The New Jersey governor, faced with decreasing state revenues, a bloated bureaucracy and special interests up the wazoo, is making some very tough decisions; and one of them involves the sport that you and I participate in, bet and enjoy.

Yesterday an updated Hanson Report was released. In it, the recommendation was made to close the Meadowlands (save a small meet for the Hambo), and race some dates at Monmouth. In addition, there is a plan to open more off-track betting hubs, add exchange wagering as well as instant wagering. Doing this, the report authors believe, will help make racing a non-taxpayer subsidized business - one that can stand on its own four hooves.

On the surface this sounds logical to virtually everyone outside our sport, and quite honestly (if we look in the mirror) we knew this would be coming. We can not expect to run races in front of few people, with few people betting on them forever. We can not expect horse owners to race for $12,000 at the Meadowlands, while they can race for $22,000 at Chester either. For those mad at the governor for doing something based on ROI, well frankly, we are doing exactly the same thing as horse owners by entering at tracks with higher purses, and the sport be damned if no one is betting on them.

Having said that, I truly feel that the plan lacks a certain vision, simply because the Meadowlands is the harness track with the most brand power in the entire world. If you ask someone from Australia, or Sweden which track is the world's best, they will probably say the Meadowlands. If you run a 10 claimer race on a Saturday for $12,000 at Chester, or $6000 at the Meadowlands, the latter will have close to 10 times the handle and pay for itself. I would have loved to have seen a plan focused on the track and its brand power, rather than demolishing it and starting it all from scratch.

Regardless, the new world of Jersey racing is simple. It is dead without slots.
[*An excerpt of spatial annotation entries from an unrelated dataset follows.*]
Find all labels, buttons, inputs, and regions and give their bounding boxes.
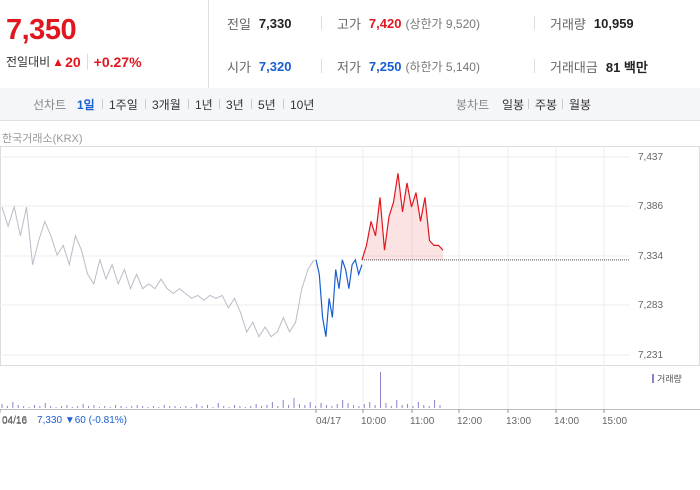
data-source: 한국거래소(KRX)	[2, 133, 83, 145]
stat-label: 시가	[227, 59, 251, 75]
prev-day-line	[1, 205, 315, 338]
current-price: 7,350	[6, 14, 77, 46]
tab-daily-candle[interactable]: 일봉	[502, 98, 525, 112]
change-value: 20	[65, 53, 81, 70]
x-tick-label: 13:00	[506, 416, 531, 427]
stat-value: 10,959	[593, 15, 634, 31]
legend-label: 거래량	[657, 374, 682, 384]
down-segment-line	[315, 258, 363, 337]
quote-header: 7,350 전일대비 ▲ 20 +0.27% 전일 7,330 고가 7,420…	[0, 0, 700, 89]
divider	[102, 99, 103, 109]
divider	[188, 99, 189, 109]
prev-day-info: 04/16 7,330 ▼60 (-0.81%)	[2, 415, 127, 426]
stat-value: 7,320	[258, 58, 292, 74]
change-percent: +0.27%	[86, 53, 142, 70]
prev-date: 04/16	[2, 415, 28, 426]
tab-3year[interactable]: 3년	[226, 98, 244, 112]
x-tick-label: 04/17	[316, 416, 341, 427]
y-tick-label: 7,437	[638, 152, 663, 163]
x-tick-label: 15:00	[602, 416, 627, 427]
divider	[534, 16, 535, 30]
up-segment-line	[361, 173, 444, 260]
y-tick-label: 7,334	[638, 251, 663, 262]
tab-5year[interactable]: 5년	[258, 98, 276, 112]
candle-chart-header: 봉차트	[456, 98, 490, 112]
tab-3month[interactable]: 3개월	[152, 98, 181, 112]
stat-label: 거래량	[550, 16, 586, 32]
stats-grid: 전일 7,330 고가 7,420 (상한가 9,520) 거래량 10,959…	[209, 0, 700, 88]
divider	[321, 16, 322, 30]
stat-value: 7,330	[258, 15, 292, 31]
stat-label: 고가	[337, 16, 361, 32]
price-change: 전일대비 ▲ 20 +0.27%	[6, 53, 142, 70]
stat-low: 저가 7,250 (하한가 5,140)	[337, 56, 480, 76]
divider	[283, 99, 284, 109]
tab-1year[interactable]: 1년	[195, 98, 213, 112]
line-chart-header: 선차트	[33, 98, 67, 112]
stat-prev-close: 전일 7,330	[227, 13, 291, 33]
x-tick-label: 12:00	[457, 416, 482, 427]
stat-label: 전일	[227, 16, 251, 32]
divider	[321, 59, 322, 73]
divider	[251, 99, 252, 109]
prev-value: 7,330 ▼60 (-0.81%)	[37, 415, 127, 426]
x-tick-label: 14:00	[554, 416, 579, 427]
change-label: 전일대비	[6, 55, 51, 69]
price-box: 7,350 전일대비 ▲ 20 +0.27%	[0, 0, 209, 88]
y-tick-label: 7,386	[638, 201, 663, 212]
volume-swatch	[652, 374, 654, 383]
divider	[562, 99, 563, 109]
divider	[145, 99, 146, 109]
divider	[219, 99, 220, 109]
tab-1week[interactable]: 1주일	[109, 98, 138, 112]
stat-label: 거래대금	[550, 59, 598, 75]
x-tick-label: 11:00	[410, 416, 435, 427]
tab-10year[interactable]: 10년	[290, 98, 315, 112]
stat-amount: 거래대금 81 백만	[550, 56, 648, 76]
stat-high: 고가 7,420 (상한가 9,520)	[337, 13, 480, 33]
chart-tabs: 선차트 1일 1주일 3개월 1년 3년 5년 10년 봉차트 일봉 주봉 월봉	[0, 88, 700, 121]
x-tick-label: 04/16	[2, 416, 27, 427]
upper-limit: (상한가 9,520)	[405, 16, 480, 31]
stat-label: 저가	[337, 59, 361, 75]
tab-1day[interactable]: 1일	[77, 98, 95, 112]
divider	[534, 59, 535, 73]
stat-value: 7,250	[368, 58, 402, 74]
stat-value: 7,420	[368, 15, 402, 31]
y-tick-label: 7,283	[638, 300, 663, 311]
divider	[528, 99, 529, 109]
tab-weekly-candle[interactable]: 주봉	[535, 98, 558, 112]
y-tick-label: 7,231	[638, 350, 663, 361]
lower-limit: (하한가 5,140)	[405, 59, 480, 74]
up-arrow-icon: ▲	[52, 54, 65, 69]
stat-value: 81 백만	[605, 59, 648, 75]
stat-open: 시가 7,320	[227, 56, 291, 76]
volume-legend: 거래량	[652, 372, 682, 385]
stat-volume: 거래량 10,959	[550, 13, 634, 33]
x-tick-label: 10:00	[361, 416, 386, 427]
tab-monthly-candle[interactable]: 월봉	[569, 98, 592, 112]
up-segment-area	[362, 173, 443, 260]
Slots have completely changed the horse racing world - they have killed handles, made vets, breeders and drivers pretty rich and in the process (most importantly in this case) have destroyed jurisdictions that don't have them.

Just how crazy is the horse racing slots world? Let's look at purses and handles. Alan over at View From the Racetrack Grandstand looked at Meadowlands handles versus purse distribution the other day.

November 12 Meadowlands Card (no slots, but a track people like to bet, which holds interest of fans of the harness racing game)

Purses Distributed: $94,900
Handle: $1,533,000

November 13 Sudbury Downs Card (slots-fuelled track)

Purses Distributed: $87,800
Handle: $7897

The track with over $1.5M in handle on a Friday evening, which is the most brandable track in harness racing history, is on the verge of being shut down forever. A track with $7897 in handle hums right along.

It's a wild world out there. I think it is what happens when there is no one minding the store. And even when someone tries to make sure what is happening to the Meadowlands does not happen elsewhere (like the RDSP proposed by Standardbred Canada) only 740 people sign a petition.

We are our own worst enemy.

3 comments:

Anonymous said...

That,s it bud we want the Hambo in our neck of the woods. We want the Hambo at Sudbury Downs.

Anonymous said...

I can't wait for it all to come tumbling down. The whole rotten edifce.

Then I want to find an old riding carriage and race my friend to the church and back. And start again, knowing what I know, what so many don't.

Pacingguy said...

All kidding aside, as much as it pains me, racing has had it coming for a long time; it just took a b buster like Christie to come along. It would have been better if someone took a stand in a state like Iowas instead of the Meadowlands. Of course, unless it happened in a place like New Jersey, the horsemen would ignore it.